Over-the-top services, or OTTs in technical jargon, are those services that ride over telecommunication infrastructure with the potential to compete with or substitute the traditional telco services like voice, SMS or broadcast.
Skype calls, WhatsApp messaging and YouTube or Netflix immediately come to mind as potential substitutes for traditional voice calls, SMS and broadcast services respectively.
No doubt, these OTTs have provided immense benefits to consumers in terms of reduced costs of services as well as accelerating the pace of digital transformation within the society. In fact, some of these services are technically free to the consumer, making them the preferred and obvious choice over the expensive alternatives charged by a telephone company. Once a subscriber has an Internet connection, they can essentially make international calls, send messages or watch video broadcasts at little or no extra cost.
Many other online services such as Facebook, Google and others have joined the fray by providing free communication services and gone beyond by trying to actively build out physical network infrastructure to carry their traffic.
DECLINING VOICE REVENUES
Traditional telephone companies are very much concerned to see that their anticipated revenues from voice, SMS and broadcast services are declining after taking a hit from this type of competition.
With reduced incomes, they argue that their capacity to continue expanding and upgrading their network infrastructure to remote sections of the country is compromised.
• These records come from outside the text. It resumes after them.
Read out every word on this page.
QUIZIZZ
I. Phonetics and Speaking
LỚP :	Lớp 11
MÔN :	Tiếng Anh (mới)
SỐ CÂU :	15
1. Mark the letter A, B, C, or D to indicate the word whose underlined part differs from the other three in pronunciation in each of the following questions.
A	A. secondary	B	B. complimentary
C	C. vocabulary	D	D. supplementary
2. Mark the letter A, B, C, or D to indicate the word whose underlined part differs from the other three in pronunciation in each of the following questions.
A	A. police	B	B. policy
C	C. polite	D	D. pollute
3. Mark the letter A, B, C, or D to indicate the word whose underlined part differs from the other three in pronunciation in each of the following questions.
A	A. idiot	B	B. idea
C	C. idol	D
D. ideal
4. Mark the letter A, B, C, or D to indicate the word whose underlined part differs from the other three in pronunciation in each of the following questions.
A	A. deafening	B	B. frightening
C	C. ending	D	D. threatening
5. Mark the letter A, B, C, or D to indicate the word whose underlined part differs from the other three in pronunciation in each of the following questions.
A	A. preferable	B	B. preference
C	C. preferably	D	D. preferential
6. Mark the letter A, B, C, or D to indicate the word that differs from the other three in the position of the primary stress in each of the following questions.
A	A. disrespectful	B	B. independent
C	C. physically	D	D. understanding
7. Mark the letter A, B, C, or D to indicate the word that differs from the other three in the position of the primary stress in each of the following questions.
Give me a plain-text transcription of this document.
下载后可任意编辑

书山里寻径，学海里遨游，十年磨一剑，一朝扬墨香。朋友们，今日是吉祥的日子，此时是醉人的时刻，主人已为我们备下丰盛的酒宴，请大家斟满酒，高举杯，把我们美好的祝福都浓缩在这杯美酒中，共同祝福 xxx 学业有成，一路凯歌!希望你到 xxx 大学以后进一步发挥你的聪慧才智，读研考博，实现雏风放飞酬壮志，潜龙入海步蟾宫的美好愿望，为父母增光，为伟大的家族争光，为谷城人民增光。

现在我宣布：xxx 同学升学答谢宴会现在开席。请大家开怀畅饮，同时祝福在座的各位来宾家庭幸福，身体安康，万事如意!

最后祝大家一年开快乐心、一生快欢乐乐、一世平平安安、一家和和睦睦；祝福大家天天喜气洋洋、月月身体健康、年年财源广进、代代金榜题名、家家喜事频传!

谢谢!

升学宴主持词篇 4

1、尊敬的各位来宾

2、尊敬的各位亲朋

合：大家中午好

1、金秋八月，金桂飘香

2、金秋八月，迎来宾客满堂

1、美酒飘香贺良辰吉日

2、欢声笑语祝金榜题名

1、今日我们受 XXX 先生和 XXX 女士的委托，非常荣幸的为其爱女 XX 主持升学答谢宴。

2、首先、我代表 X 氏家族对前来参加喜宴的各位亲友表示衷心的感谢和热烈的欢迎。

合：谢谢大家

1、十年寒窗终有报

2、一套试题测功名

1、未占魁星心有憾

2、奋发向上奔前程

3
Furthermore, it is observed that the owners of these OTTs are not Kenyan but foreign-based companies. This means that they do not pay local tax and are not burdened by regulatory obligations that other operators and players have to meet. These include licensing fees, quality of service, security of services and universal service fund requirements.
At a minimum, the local operators expect that OTT providers are put under the same regulatory burden or regime to ensure a level playing field for all the market players.
Furthermore, they argue that OTT providers make obscene amounts of money through online advertisements without investing any of it back into the country or the network infrastructure that is built by the traditional telco.
RISING DATA EARNINGS
In response to these claims, most OTT providers argue that they do pay for connectivity to their OTT services just like all the other customers, which should be sufficient compensation for the telephone companies. For example, to ensure YouTube or Skype call service availability, the providers must purchase bandwidth capacity from the telephone companies. There is therefore no free riding as implied by the traditional telco.
Moreover, in as much as telephone companies have seen declining revenues from their traditional Voice or SMS segments, they have in turn observed increased revenues from their data services, courtesy of the rise in popularity of OTTs.
So in essence, the consumers are paying for the OTTs by increasing their Internet bandwidth consumptions and compensating local telephone companies accordingly for it.
It is therefore a win-win situation for both camps.
Both sides do make solid arguments, and over the recent years, the regulator has opted to watch the space evolve rather than intervene. However, late last year, they advertised for a consultant to review the status quo and advise.
It will be interesting to see what the consultant advises and if the regulator will decide to intervene in this fast-evolving space over the coming months.